China has flooded India with its smartphones. Chinese smartphones are a big hit in India, due to the extremely cheap prices which companies like Xiaomi, Realme, Oppo, Vivo and others offer. It is safe to say that these Chinese companies, directly or indirectly linked to the Chinese Communist Party (CCP), have flooded the Indian market with their products. Chinese smartphones have been on the Modi government’s radar for quite some time now. Due to their market flooding tendencies, Chinese smartphones were becoming competition killers for companies like Samsung, Apple and other Indian smartphone brands like Micromax.
However, a 2020 decision of the Indian government, led by Prime Minister Narendra Modi is still haunting Chinese smartphone brands. In April last year, the GST rate of smartphones was increased. Prior to April 1, 2020, smartphones in India were clubbed in the 12% GST bracket. GST, that is, Goods and Services Tax, is an indirect tax used in India on the supply of goods and services. It is a comprehensive, multistage, destination-based tax.

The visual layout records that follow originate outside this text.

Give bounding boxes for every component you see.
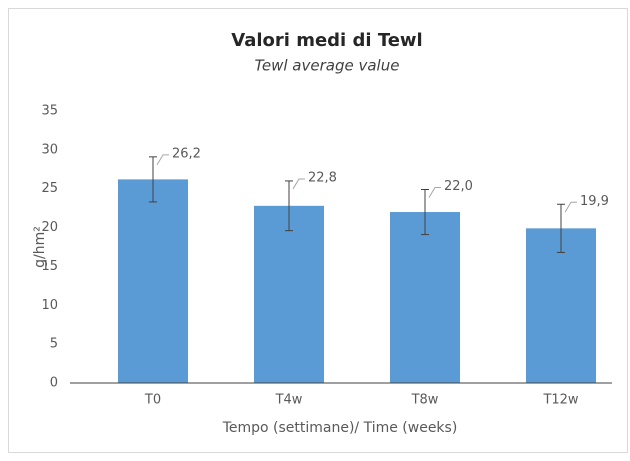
y-tick-label: 0 <box>50 376 58 391</box>
label-leader <box>564 201 577 213</box>
x-tick-label: T12w <box>542 393 578 408</box>
bar <box>254 205 324 383</box>
data-label: 22,0 <box>444 179 473 194</box>
bar <box>390 212 460 383</box>
y-tick-label: 25 <box>41 181 58 196</box>
y-tick-label: 20 <box>41 220 58 235</box>
y-tick-label: 30 <box>41 142 58 157</box>
data-label: 19,9 <box>580 194 609 209</box>
bar <box>118 179 188 383</box>
y-tick-label: 15 <box>41 259 58 274</box>
label-leader <box>156 154 169 166</box>
data-label: 22,8 <box>308 170 337 185</box>
data-label: 26,2 <box>172 146 201 161</box>
bar <box>526 228 596 383</box>
label-leader <box>292 178 305 190</box>
y-tick-label: 35 <box>41 104 58 119</box>
y-tick-label: 5 <box>50 337 58 352</box>
label-leader <box>428 186 441 198</box>
chart-title: Valori medi di Tewl <box>231 30 422 51</box>
y-axis-label: g/hm² <box>32 226 48 268</box>
chart-subtitle: Tewl average value <box>255 57 400 75</box>
x-axis-label: Tempo (settimane)/ Time (weeks) <box>222 420 458 436</box>
x-tick-label: T8w <box>411 393 439 408</box>
x-tick-label: T0 <box>144 393 161 408</box>
y-tick-label: 10 <box>41 298 58 313</box>
x-tick-label: T4w <box>275 393 303 408</box>
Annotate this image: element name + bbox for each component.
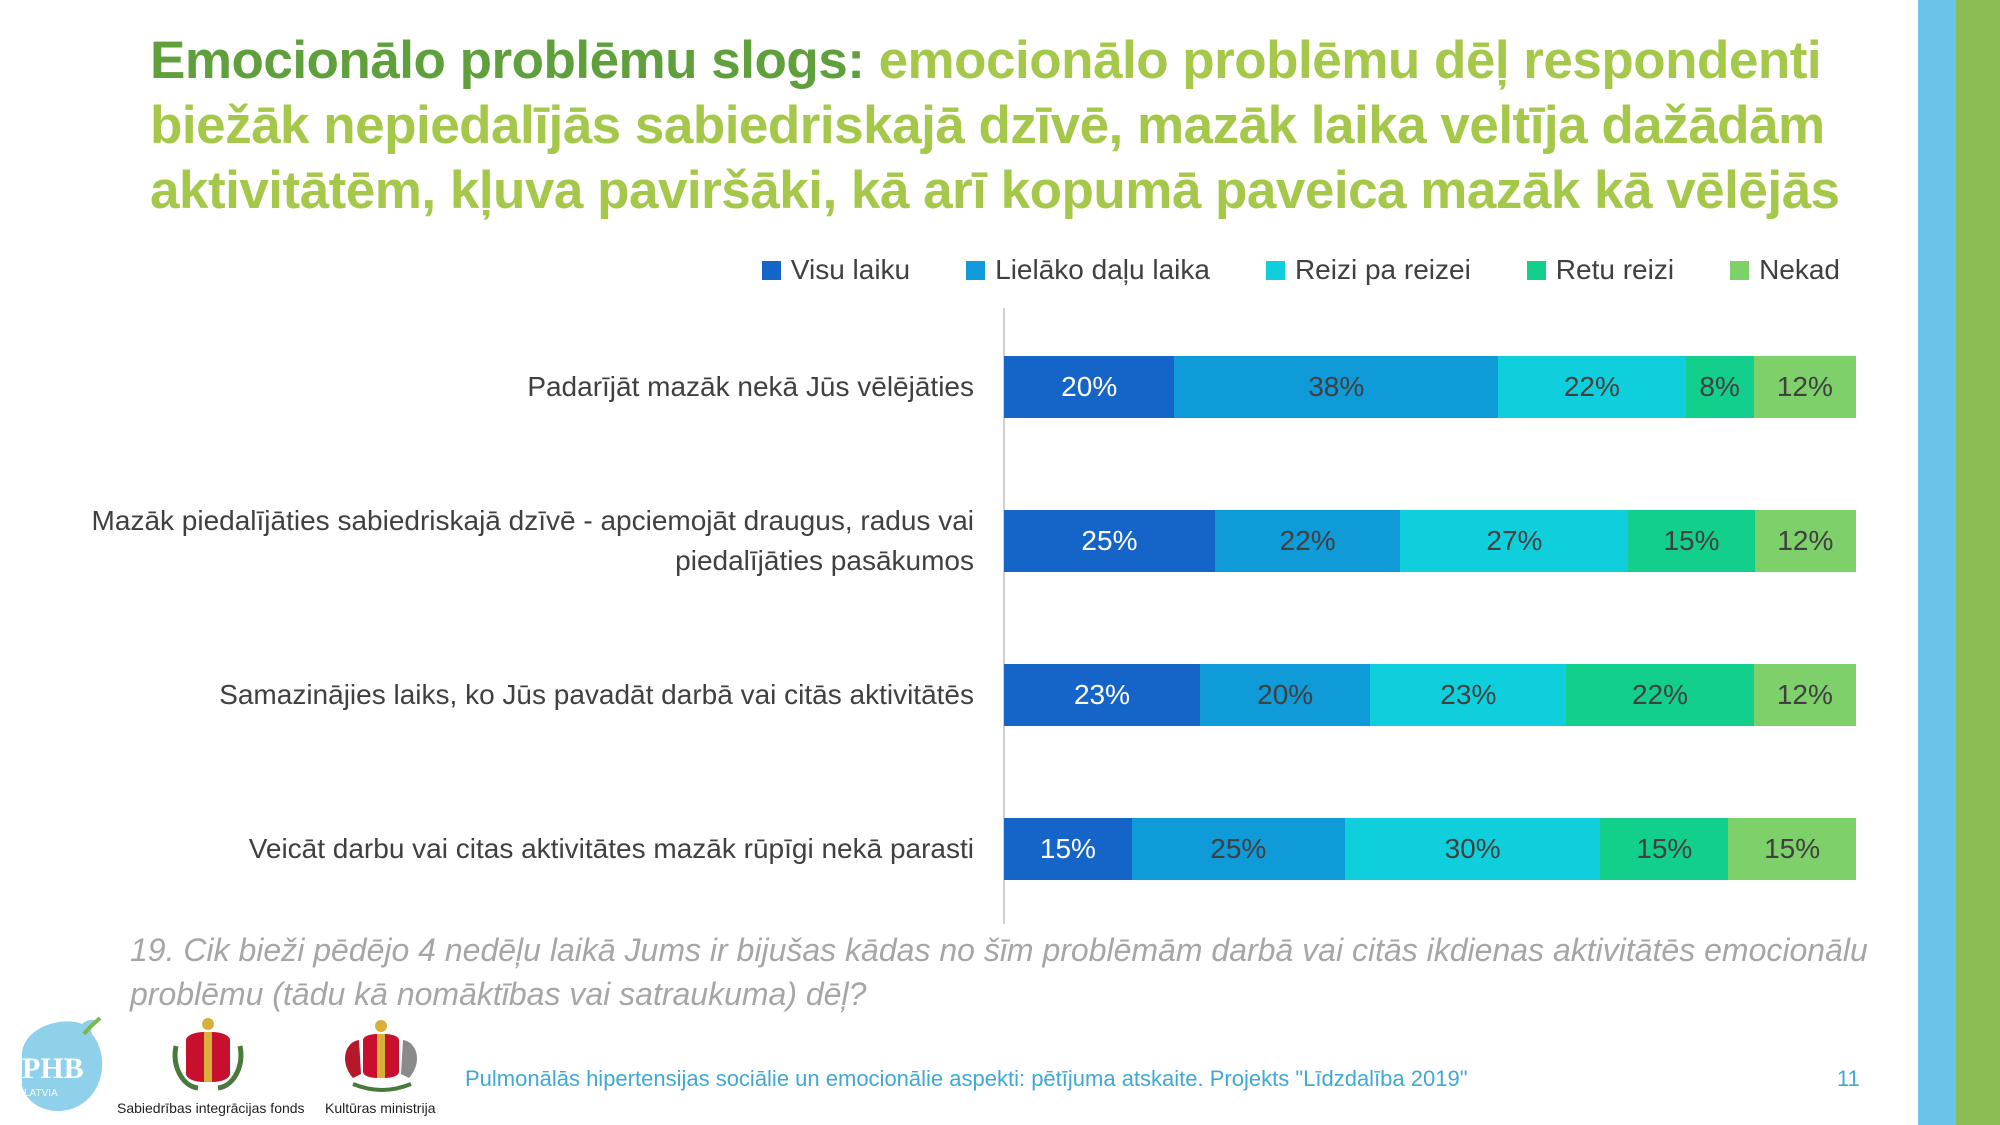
bar-segment: 15%	[1004, 818, 1132, 880]
data-label: 38%	[1308, 371, 1365, 402]
phb-logo-text: PHB	[22, 1052, 84, 1085]
data-label: 27%	[1486, 525, 1543, 556]
bar-segment: 20%	[1199, 664, 1371, 726]
bar-segment: 27%	[1400, 510, 1629, 572]
bar-segment: 23%	[1004, 664, 1200, 726]
data-label: 23%	[1440, 679, 1497, 710]
legend-label: Visu laiku	[790, 254, 911, 285]
bar-row: 20% 38% 22% 8% 12%	[1004, 356, 1856, 418]
sif-caption: Sabiedrības integrācijas fonds	[117, 1100, 305, 1116]
data-label: 23%	[1073, 679, 1130, 710]
legend-swatch	[966, 260, 986, 280]
bar-segment: 22%	[1498, 356, 1686, 418]
data-label: 12%	[1777, 525, 1834, 556]
data-label: 30%	[1444, 833, 1501, 864]
footer-text: Pulmonālās hipertensijas sociālie un emo…	[465, 1066, 1468, 1091]
bar-segment: 25%	[1131, 818, 1345, 880]
legend-item: Lielāko daļu laika	[966, 254, 1210, 286]
chart-legend: Visu laiku Lielāko daļu laika Reizi pa rei…	[700, 252, 1840, 288]
data-label: 15%	[1764, 833, 1821, 864]
data-label: 22%	[1631, 679, 1689, 710]
data-label: 22%	[1563, 371, 1620, 402]
legend-item: Nekad	[1730, 254, 1840, 286]
legend-item: Retu reizi	[1526, 254, 1675, 286]
phb-logo	[22, 1016, 103, 1112]
bar-segment: 20%	[1004, 356, 1175, 418]
data-label: 20%	[1257, 679, 1314, 710]
data-label: 15%	[1039, 833, 1096, 864]
category-axis-line	[1003, 308, 1005, 924]
bar-segment: 22%	[1214, 510, 1401, 572]
coat-of-arms-icon	[172, 1018, 244, 1091]
data-label: 8%	[1699, 371, 1740, 402]
page-number: 11	[1837, 1066, 1860, 1091]
data-label: 25%	[1210, 833, 1267, 864]
legend-item: Visu laiku	[761, 254, 911, 286]
bar-segment: 22%	[1566, 664, 1754, 726]
data-label: 12%	[1776, 371, 1833, 402]
bar-segment: 8%	[1685, 356, 1754, 418]
survey-question: 19. Cik bieži pēdējo 4 nedēļu laikā Jums…	[130, 932, 1868, 1012]
legend-swatch	[761, 260, 781, 280]
bar-segment: 25%	[1004, 510, 1215, 572]
large-coat-of-arms-icon	[345, 1020, 417, 1092]
phb-logo-subtext: LATVIA	[24, 1088, 58, 1099]
side-stripe-blue	[1918, 0, 1956, 1125]
data-label: 22%	[1279, 525, 1336, 556]
bar-segment: 15%	[1600, 818, 1729, 880]
legend-label: Lielāko daļu laika	[995, 254, 1210, 285]
data-label: 20%	[1061, 371, 1118, 402]
bar-segment: 30%	[1344, 818, 1601, 880]
legend-swatch	[1526, 260, 1546, 280]
legend-swatch	[1730, 260, 1750, 280]
km-caption: Kultūras ministrija	[325, 1100, 436, 1116]
legend-label: Reizi pa reizei	[1294, 254, 1471, 285]
bar-segment: 12%	[1753, 664, 1856, 726]
category-label: Veicāt darbu vai citas aktivitātes mazāk…	[248, 833, 974, 864]
bar-segment: 12%	[1753, 356, 1856, 418]
legend-label: Retu reizi	[1555, 254, 1675, 285]
bar-segment: 12%	[1754, 510, 1856, 572]
data-label: 15%	[1636, 833, 1693, 864]
bar-segment: 15%	[1728, 818, 1856, 880]
bar-row: 25% 22% 27% 15% 12%	[1004, 510, 1856, 572]
category-label: Mazāk piedalījāties sabiedriskajā dzīvē …	[91, 505, 974, 576]
legend-label: Nekad	[1759, 254, 1840, 285]
slide-title: Emocionālo problēmu slogs: emocionālo pr…	[150, 28, 1910, 223]
legend-item: Reizi pa reizei	[1265, 254, 1471, 286]
bar-segment: 23%	[1370, 664, 1567, 726]
title-rest: emocionālo problēmu dēļ respondenti biež…	[150, 31, 1840, 220]
side-stripe-green	[1956, 0, 2000, 1125]
category-label: Samazinājies laiks, ko Jūs pavadāt darbā…	[219, 679, 974, 710]
category-label: Padarījāt mazāk nekā Jūs vēlējāties	[527, 371, 974, 402]
title-lead: Emocionālo problēmu slogs:	[150, 31, 865, 90]
data-label: 12%	[1776, 679, 1833, 710]
data-label: 25%	[1081, 525, 1138, 556]
data-label: 15%	[1663, 525, 1720, 556]
bar-row: 23% 20% 23% 22% 12%	[1004, 664, 1856, 726]
bar-row: 15% 25% 30% 15% 15%	[1004, 818, 1856, 880]
bar-segment: 38%	[1174, 356, 1499, 418]
bar-segment: 15%	[1628, 510, 1755, 572]
legend-swatch	[1265, 260, 1285, 280]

The Prime Minister Modi-led government shifted smartphones into the 18% slab, leading to a hike in taxes payable for smartphone sales. This in turn led to companies raising the prices of their products. However, the move to increase GST on smartphones is still having its effect, and the Chinese smartphone makers have once again hiked the prices of their handsets, albeit silently.
Who is affected?
Chinese smartphones are no longer considered ‘cheap’ in India. This will affect sales, and lead to Indian consumers preferring non-Chinese brands, since the price difference between them and Chinese brands would be reduced. Interestingly, Chinese companies are taking the lead in effectuating a major cost escalation of smartphones in India. Media reports are naming only Chinese brands as hiking their handset prices currently, effectively meaning that non-Chinese brands continue to absorb the cost hikes themselves, instead of transferring the burden to consumers. So, the Indian consumers will, in turn, choose non-Chinese smartphones.
The cumulative loss, therefore, will be felt by Chinese smartphone brands. Already, such brands do not have a good reputation in India, and have been flourishing only because of their cheap products which an average Indian can afford. Now, however, Indians will choose quality over affordability, since Chinese brands are just offering their substandard and unsafe products at inflated costs.
Who has hiked their prices?
Chinese device makers Xiaomi and Realme have taken the lead in raising the prices of their smartphones. The Redmi Note 10 has received multiple price hikes. The base 4GB RAM variant, which was launched in India for Rs 11,999, is now retailing at Rs 13,999. The current price of the 4GB RAM variant matches that of the 6GB variant’s launch price, which is now available for Rs 15,499 on the device maker’s India website.
Realme is not letting Xiaomi have all the fun. So, the Realme 8, which takes on the Redmi Note 10, is now available for Rs 15,999 for the base 4GB + 128GB storage option. Other variants of the device too have received a price hike. Realme has hiked its smartphone prices by at least Rs 1,500. Devices like the C21, C25s have got a price hike of Rs 500 as well.
Oppo has also hiked the price of some of its phones like the A54 in India. The company announced a Rs 500 price hike for both variants, starting September 1.
Why is the Government of India going after Chinese smartphone brands?
Prime Minister Modi’s government is sceptical of Chinese smartphone brands compromising users’ privacy and safety, and leaking sensitive Indian data to handlers in China who can very well have ties to the Chinese Communist Party. Furthermore, Chinese smartphone brands were really establishing a monopoly over the Indian market with their dirt-cheap offerings. This was proving to be bad for competition, especially non-Chinese brands. The overall business environment of India was getting polluted by Chinese smartphone brands, and to ensure a level-playing field, the Modi government last year hiked GST rates for handsets.
India and China have grown from being rivals to enemies. The Modi government, with the outbreak of Covid-19, realised that China and its Communist regime were up to no good. By early 2020, China had begun flexing its muscles along the Indo-Tibetan border. This was reason enough for the Modi government to bring down the hammer on Chinese interests in India. Relations between China and India have now grown sour beyond rapprochement. With the Galwan valley clash of June last year, in which 20 Indian soldiers were martyred fighting off Chinese little emperors, India had waged a lethal anti-China economic campaign, beginning with the banning of all major Chinese apps in the country. Then, China’s interests in telecom, education, and other sectors were targeted. However, the Modi government had taken a massive step in March last year itself, when it decided to place smartphones in the 18% GST slab, thus tremendously hurting Chinese companies’ fortunes in India.
The Modi government is ensuring that Chinese companies do not dominate Indian markets in any manner, and is therefore targeting them in a steady, yet decisive manner.